Overall timing 1 1/2 hours plus chilling

Freezing Not suitable

ingredients

to serve 8
4 oz (125 g) Spongecake
3 Eggs
2 oz (50 g) Caster sugar
1 pint (560 ml) Milk
1 oz (25 g) Butter
Grated rind of 1 lemon
1/2 tsp Ground cinnamon
1 lb (450 g) Red plums

method

1. Preheat oven to 350°F (180°C) Gas 4. Grease and base-line a 9 inch (23 cm) springform tin.

2. Crumble the cake into a bowl. Separate two of the eggs, putting the yolks and remaining whole egg into a bowl with the sugar. Put the milk and butter into a saucepan and bring almost to the boil.

3. Beat the yolks and sugar together and pour the milk on to them, stirring constantly. Strain over the cake crumbs. Add the lemon rind and cinnamon, mix well and leave to stand for 15 minutes.

4. Meanwhile, wash and halve the plums, discarding the stones. Dry thoroughly on kitchen paper.

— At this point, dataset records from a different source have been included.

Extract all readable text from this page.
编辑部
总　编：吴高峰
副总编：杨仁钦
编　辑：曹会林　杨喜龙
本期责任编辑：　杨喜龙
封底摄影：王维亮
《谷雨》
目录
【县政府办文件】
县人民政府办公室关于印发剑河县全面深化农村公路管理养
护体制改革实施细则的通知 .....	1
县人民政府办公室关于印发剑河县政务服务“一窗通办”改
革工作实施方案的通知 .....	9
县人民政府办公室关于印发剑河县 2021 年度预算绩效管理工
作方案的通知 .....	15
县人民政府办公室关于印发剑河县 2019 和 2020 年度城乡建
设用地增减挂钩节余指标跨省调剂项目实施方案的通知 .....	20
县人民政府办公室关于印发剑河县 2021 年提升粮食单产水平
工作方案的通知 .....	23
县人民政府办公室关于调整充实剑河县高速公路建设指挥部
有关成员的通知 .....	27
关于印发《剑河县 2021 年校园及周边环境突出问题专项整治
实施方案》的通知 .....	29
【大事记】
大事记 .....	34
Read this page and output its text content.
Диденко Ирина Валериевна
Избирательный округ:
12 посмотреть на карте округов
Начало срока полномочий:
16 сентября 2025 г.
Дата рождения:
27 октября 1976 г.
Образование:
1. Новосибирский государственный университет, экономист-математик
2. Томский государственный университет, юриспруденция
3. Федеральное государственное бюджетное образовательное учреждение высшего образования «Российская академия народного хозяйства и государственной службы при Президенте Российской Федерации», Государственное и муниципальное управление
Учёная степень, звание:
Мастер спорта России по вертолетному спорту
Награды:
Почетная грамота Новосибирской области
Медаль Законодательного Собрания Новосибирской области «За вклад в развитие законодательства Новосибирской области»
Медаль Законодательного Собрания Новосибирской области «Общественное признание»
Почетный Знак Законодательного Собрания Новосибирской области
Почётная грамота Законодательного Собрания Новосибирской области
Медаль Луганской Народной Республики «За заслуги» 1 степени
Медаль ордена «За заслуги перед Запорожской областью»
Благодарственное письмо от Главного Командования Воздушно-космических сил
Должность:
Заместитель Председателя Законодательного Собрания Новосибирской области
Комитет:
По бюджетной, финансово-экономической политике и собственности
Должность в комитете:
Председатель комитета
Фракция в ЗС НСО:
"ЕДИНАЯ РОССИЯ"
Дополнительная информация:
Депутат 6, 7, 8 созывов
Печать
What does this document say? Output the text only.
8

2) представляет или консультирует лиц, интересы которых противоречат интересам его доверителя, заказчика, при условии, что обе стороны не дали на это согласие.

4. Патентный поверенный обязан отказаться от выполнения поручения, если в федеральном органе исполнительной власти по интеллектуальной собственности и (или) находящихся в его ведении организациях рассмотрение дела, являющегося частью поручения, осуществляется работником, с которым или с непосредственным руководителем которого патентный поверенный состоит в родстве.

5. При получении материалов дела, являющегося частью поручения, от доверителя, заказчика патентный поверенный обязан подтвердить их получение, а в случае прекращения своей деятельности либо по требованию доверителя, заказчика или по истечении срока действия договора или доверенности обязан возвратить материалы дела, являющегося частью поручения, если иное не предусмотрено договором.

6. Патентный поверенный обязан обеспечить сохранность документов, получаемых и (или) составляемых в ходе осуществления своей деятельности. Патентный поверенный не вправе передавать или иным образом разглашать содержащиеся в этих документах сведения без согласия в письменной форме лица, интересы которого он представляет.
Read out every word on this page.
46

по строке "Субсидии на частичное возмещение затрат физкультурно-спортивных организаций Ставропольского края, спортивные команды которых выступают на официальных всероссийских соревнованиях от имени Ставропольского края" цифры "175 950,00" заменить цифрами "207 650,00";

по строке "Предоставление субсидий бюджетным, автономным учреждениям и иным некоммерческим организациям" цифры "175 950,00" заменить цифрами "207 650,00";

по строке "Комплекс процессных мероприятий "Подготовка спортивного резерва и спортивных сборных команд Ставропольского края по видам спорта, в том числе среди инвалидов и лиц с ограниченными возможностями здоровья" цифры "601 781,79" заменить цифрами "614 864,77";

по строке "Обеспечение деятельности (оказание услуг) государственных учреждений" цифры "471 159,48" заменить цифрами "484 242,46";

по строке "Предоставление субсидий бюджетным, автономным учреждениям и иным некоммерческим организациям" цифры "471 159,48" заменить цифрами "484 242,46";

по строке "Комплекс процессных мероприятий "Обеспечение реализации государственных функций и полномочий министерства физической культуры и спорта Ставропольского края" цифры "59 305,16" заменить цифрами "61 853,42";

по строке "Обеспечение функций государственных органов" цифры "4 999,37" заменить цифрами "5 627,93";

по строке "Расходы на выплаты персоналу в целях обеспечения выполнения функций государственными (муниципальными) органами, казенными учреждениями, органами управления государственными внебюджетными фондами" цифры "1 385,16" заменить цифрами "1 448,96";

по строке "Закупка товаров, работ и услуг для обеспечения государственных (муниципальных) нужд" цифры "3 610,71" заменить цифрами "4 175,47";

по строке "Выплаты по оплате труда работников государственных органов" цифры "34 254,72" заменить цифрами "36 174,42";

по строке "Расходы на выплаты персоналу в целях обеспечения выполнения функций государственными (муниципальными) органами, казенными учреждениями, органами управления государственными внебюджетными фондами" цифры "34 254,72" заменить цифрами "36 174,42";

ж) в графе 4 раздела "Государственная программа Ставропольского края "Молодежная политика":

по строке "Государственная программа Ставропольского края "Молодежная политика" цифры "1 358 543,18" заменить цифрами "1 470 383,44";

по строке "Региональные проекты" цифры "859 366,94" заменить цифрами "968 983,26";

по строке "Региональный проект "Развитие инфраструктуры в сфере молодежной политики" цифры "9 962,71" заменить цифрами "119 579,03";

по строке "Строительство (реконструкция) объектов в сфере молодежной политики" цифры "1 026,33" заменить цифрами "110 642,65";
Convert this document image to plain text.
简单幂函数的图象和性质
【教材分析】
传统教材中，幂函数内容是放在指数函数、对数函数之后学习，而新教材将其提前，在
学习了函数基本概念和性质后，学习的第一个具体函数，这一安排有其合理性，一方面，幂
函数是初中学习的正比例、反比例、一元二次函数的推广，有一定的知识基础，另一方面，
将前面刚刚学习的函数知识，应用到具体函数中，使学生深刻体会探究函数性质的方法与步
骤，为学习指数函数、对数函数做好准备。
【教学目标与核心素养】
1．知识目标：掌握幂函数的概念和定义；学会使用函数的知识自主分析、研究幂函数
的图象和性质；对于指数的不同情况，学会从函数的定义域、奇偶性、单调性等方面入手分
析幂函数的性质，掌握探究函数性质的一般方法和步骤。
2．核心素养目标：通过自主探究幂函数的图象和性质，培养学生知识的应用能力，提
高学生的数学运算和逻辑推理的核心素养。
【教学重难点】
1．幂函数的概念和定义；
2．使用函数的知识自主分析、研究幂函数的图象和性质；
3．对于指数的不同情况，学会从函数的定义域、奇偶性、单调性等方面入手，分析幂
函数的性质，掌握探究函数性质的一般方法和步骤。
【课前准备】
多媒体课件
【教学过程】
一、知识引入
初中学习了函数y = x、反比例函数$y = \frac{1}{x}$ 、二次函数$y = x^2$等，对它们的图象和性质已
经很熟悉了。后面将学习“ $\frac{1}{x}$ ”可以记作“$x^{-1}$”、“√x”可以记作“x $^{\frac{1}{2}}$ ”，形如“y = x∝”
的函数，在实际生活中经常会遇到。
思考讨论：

5. Whisk the 2 egg whites in a large bowl till stiff but not dry and fold into the crumb mixture with a metal spoon. Pour the mixture into the tin.

6. Arrange the plums cut sides down on the mixture and bake in the centre of the oven for about 50 minutes till set.

7. Remove from the oven and leave to cool in the tin, then chill for 3 — 4 hours. Remove pudding from tin and place on a serving dish. Serve cut into slices, with pouring cream.